Written by a commentator for Tjen Folket Media.
Communists are proletarian internationalists. This means that we see that our struggle is international. Our class, the proletariat, is an international class with the historic task of organizing the world in a common communist future. International solidarity must therefore be an integral part of the struggle. But who shall we stand in solidarity with? In a misguided form of “solidarity”, some people on the so-called left support governments in countries like Russia and China or Iran and North Korea. They see it as a way of undermining NATO and the US.
Ragnar Røed writes in the article China – a social imperialist superpower:
“Furthermore, a number of self-proclaimed western Marxists make the great error of in practice putting contradictions among the imperialists themselves before all other contradictions. They give geopolitics preference before the class struggle. They believe that the competition between countries like NATO and Russia can, with the “correct” handling, bring us closer to communism. Consciously or otherwise, they are connecting their political project as just a small supporter of the massive Russian or Chinese Panzers, and/or as a little skiff attached to a sinking ship, like the Ba’ath Party in Iraq or the so-called “Bolivarian revolution” in Venezuela. To “defend” one or another bourgeois government against US imperialism becomes more important than developing the class struggle, building the communist party and its mass organizations, and initiating people’s war.”
The error herein describes is committed by, among others, large portions of the new communist movement (the “ML-movement”) in the 1970s. Particularly among those who followed Hua Guafeng and Deng Xiaoping after the counterrevolution in 1976. The Norwegian AKP(m-l) was such a party. And after 1976, continuing into the 1980s, the threat of Soviet invasion in Norway became a very central position in the party’s propaganda and work. Geopolitics, the political competition between states, were in practice emphasized over many other matters and at the cost of the class struggle and the proletarian class standpoint.
Meanwhile, AKP(m-l) maintained friendly relations with Deng’s China all the way until 1989, when the party turned around and called the Deng regime fascistic after the massacre at Tienanmen Square. The very same government that the party had supported throughout the entirety of the 1980s was now openly using fascist terror against the masses. Instead of a world war, as AKP(m-l) had predicted, the Soviet Union collapsed in 1991. It cannot have been a coincidence that the party split and became weakened in the same period that Chinese and Soviet incidents tore apart the party’s international analyses and focus.
Today the old ML-ists have preserved the model where geopolitics takes the front seat, even if their position on Russia has changed. Russia is no longer seen as a threat against Western Europe and thereby it is as if the country has stopped being imperialist altogether. Having started with the foreign policy line that Russia (or the USSR) must be combatted by all means, Russia is now depicted as a victim of Western aggression. The actual anti-Russian Western propaganda is now being met with legitimization of Russian imperialism. Communists must dispel the idea that we must take a side with one imperialist or group of imperialists against other imperialists.

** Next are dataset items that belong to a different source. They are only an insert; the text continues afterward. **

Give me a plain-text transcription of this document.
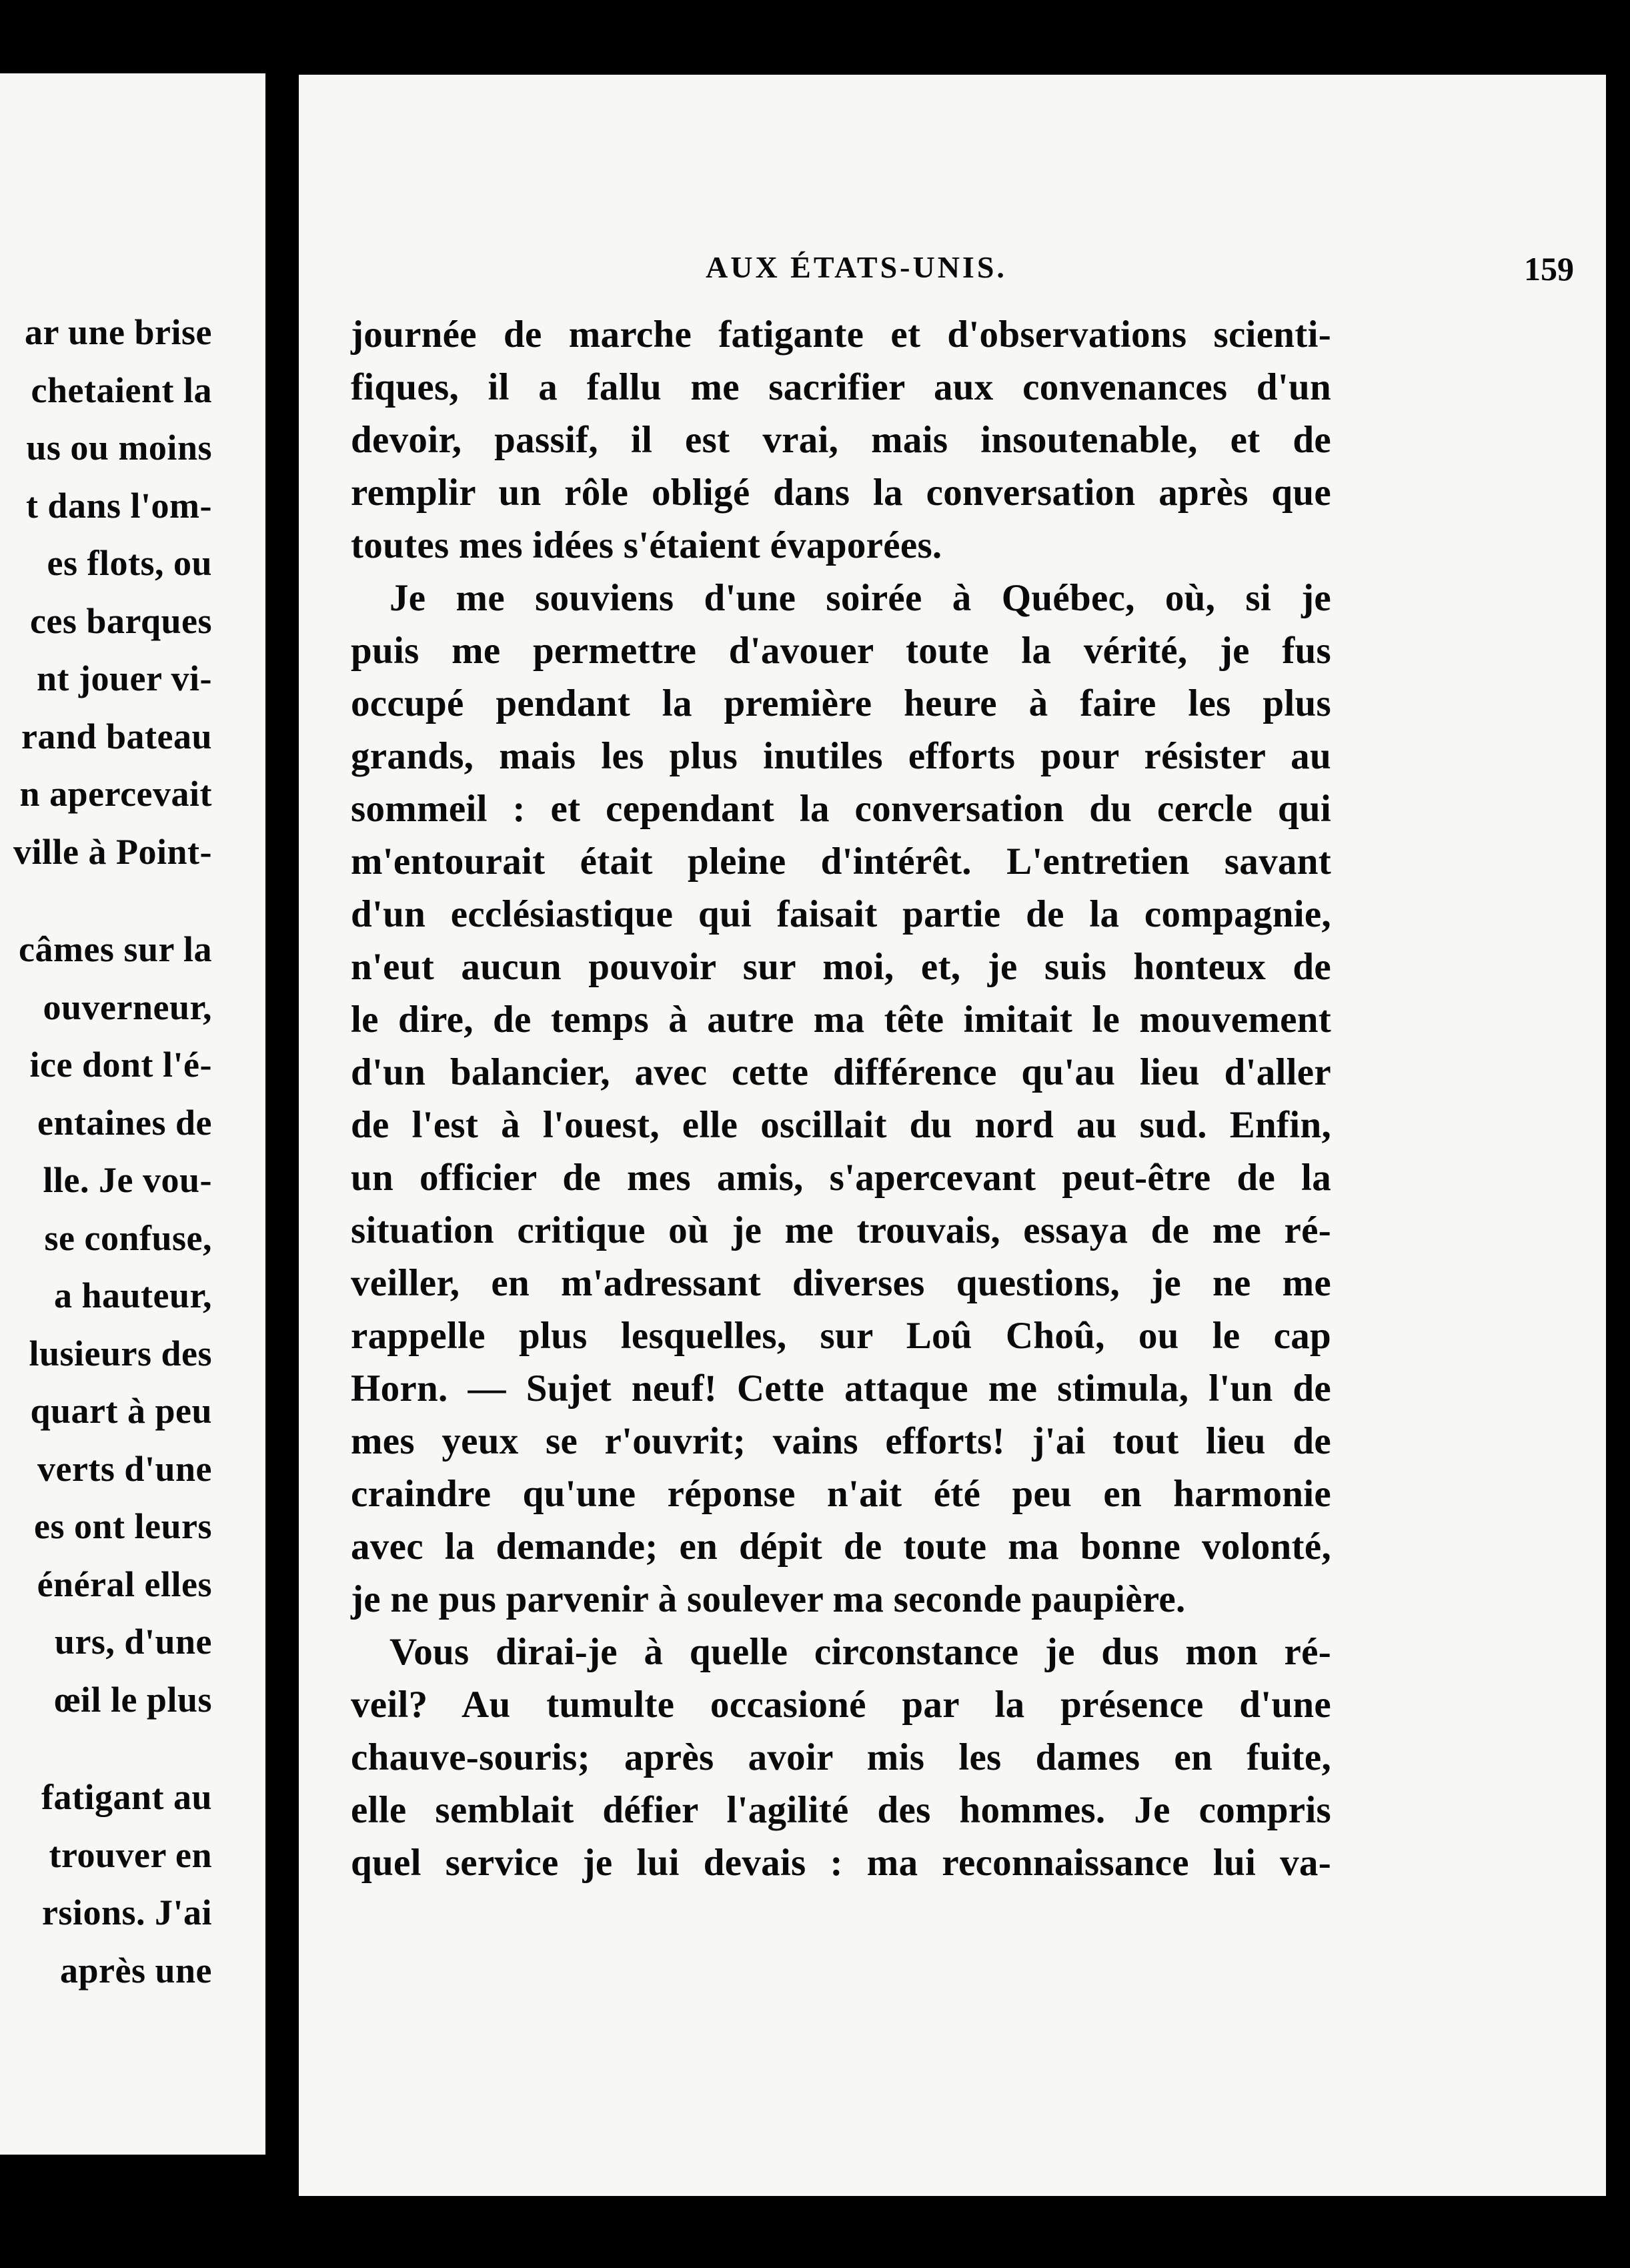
ar une brise
chetaient la
us ou moins
t dans l'om-
es flots, ou
ces barques
nt jouer vi-
rand bateau
n apercevait
ville à Point-
câmes sur la
ouverneur,
ice dont l'é-
entaines de
lle. Je vou-
se confuse,
a hauteur,
lusieurs des
quart à peu
verts d'une
es ont leurs
énéral elles
urs, d'une
œil le plus
fatigant au
trouver en
rsions. J'ai
après une
AUX ÉTATS-UNIS.	159
journée de marche fatigante et d'observations scienti-
fiques, il a fallu me sacrifier aux convenances d'un
devoir, passif, il est vrai, mais insoutenable, et de
remplir un rôle obligé dans la conversation après que
toutes mes idées s'étaient évaporées.
Je me souviens d'une soirée à Québec, où, si je
puis me permettre d'avouer toute la vérité, je fus
occupé pendant la première heure à faire les plus
grands, mais les plus inutiles efforts pour résister au
sommeil : et cependant la conversation du cercle qui
m'entourait était pleine d'intérêt. L'entretien savant
d'un ecclésiastique qui faisait partie de la compagnie,
n'eut aucun pouvoir sur moi, et, je suis honteux de
le dire, de temps à autre ma tête imitait le mouvement
d'un balancier, avec cette différence qu'au lieu d'aller
de l'est à l'ouest, elle oscillait du nord au sud. Enfin,
un officier de mes amis, s'apercevant peut-être de la
situation critique où je me trouvais, essaya de me ré-
veiller, en m'adressant diverses questions, je ne me
rappelle plus lesquelles, sur Loû Choû, ou le cap
Horn. — Sujet neuf! Cette attaque me stimula, l'un de
mes yeux se r'ouvrit; vains efforts! j'ai tout lieu de
craindre qu'une réponse n'ait été peu en harmonie
avec la demande; en dépit de toute ma bonne volonté,
je ne pus parvenir à soulever ma seconde paupière.
Vous dirai-je à quelle circonstance je dus mon ré-
veil? Au tumulte occasioné par la présence d'une
chauve-souris; après avoir mis les dames en fuite,
elle semblait défier l'agilité des hommes. Je compris
quel service je lui devais : ma reconnaissance lui va-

Ragnar Røed further writes that:
“The primary contradiction in the world is not permanent, but in our epoch it has always been between imperialists (all imperialists!) on one side, with US imperialism as the largest, and the world’s oppressed peoples and nations on the other. To enter into a political partnership, even if it is completely one-sided and purely theoretical from these groups’ perspective, with either Russia or China, is a betrayal of the world’s oppressed peoples. In the case of China, it is a betrayal of the hundreds of millions of the oppressed Chinese proletariat, and against the masses in Africa, Asia, and Latin America who pay for this Chinese expansion with blood, sweat, and tears.”
It should also be added that even in a period where the contradiction between imperialists becomes more important, it is a betrayal of the revolution to focus one-sided on this. In 1914, when world war broke out between the world’s foremost imperialists, Lenin’s answer was not to support the “victims” against the “aggressors”. Marxists saw neither England/France nor Germany/Austria-Hungary as more or less of friends or enemies of the proletariat, based on who was the “largest” or the “worst” or the most “offensive”. Lenin saw the struggle between them as a struggle between plunderers over how the spoils were to be divided. Concretely: how colonies and the exploited in these colonies were to be divided between the European superpowers.
The rivalry between superpowers today is of the very same form as it was then. The interests that the Russian government protects against NATO aggression is not a matter of Russian national sovereignty or anything like this. They protect their spheres of influence as imperialists. They fight for influence in Eastern Europe and the Middle East, and more generally over the entire world. They attempt to maintain their position or at best “take back” areas that were once under Russian imperialistic domination before 1991 and the Soviet Union’s collapse. Russia is much weaker both economically and militarily than the US and NATO. The US is the world’s largest imperialist, the world’s only true superpower, and the principal enemy of the world’s people. But this does not mean that Russia is not imperialist or a friend of the world’s people.
Communists must combat the tendency of allowing geopolitical games to overshadow the revolution, class struggle, and the proletarian class standpoint.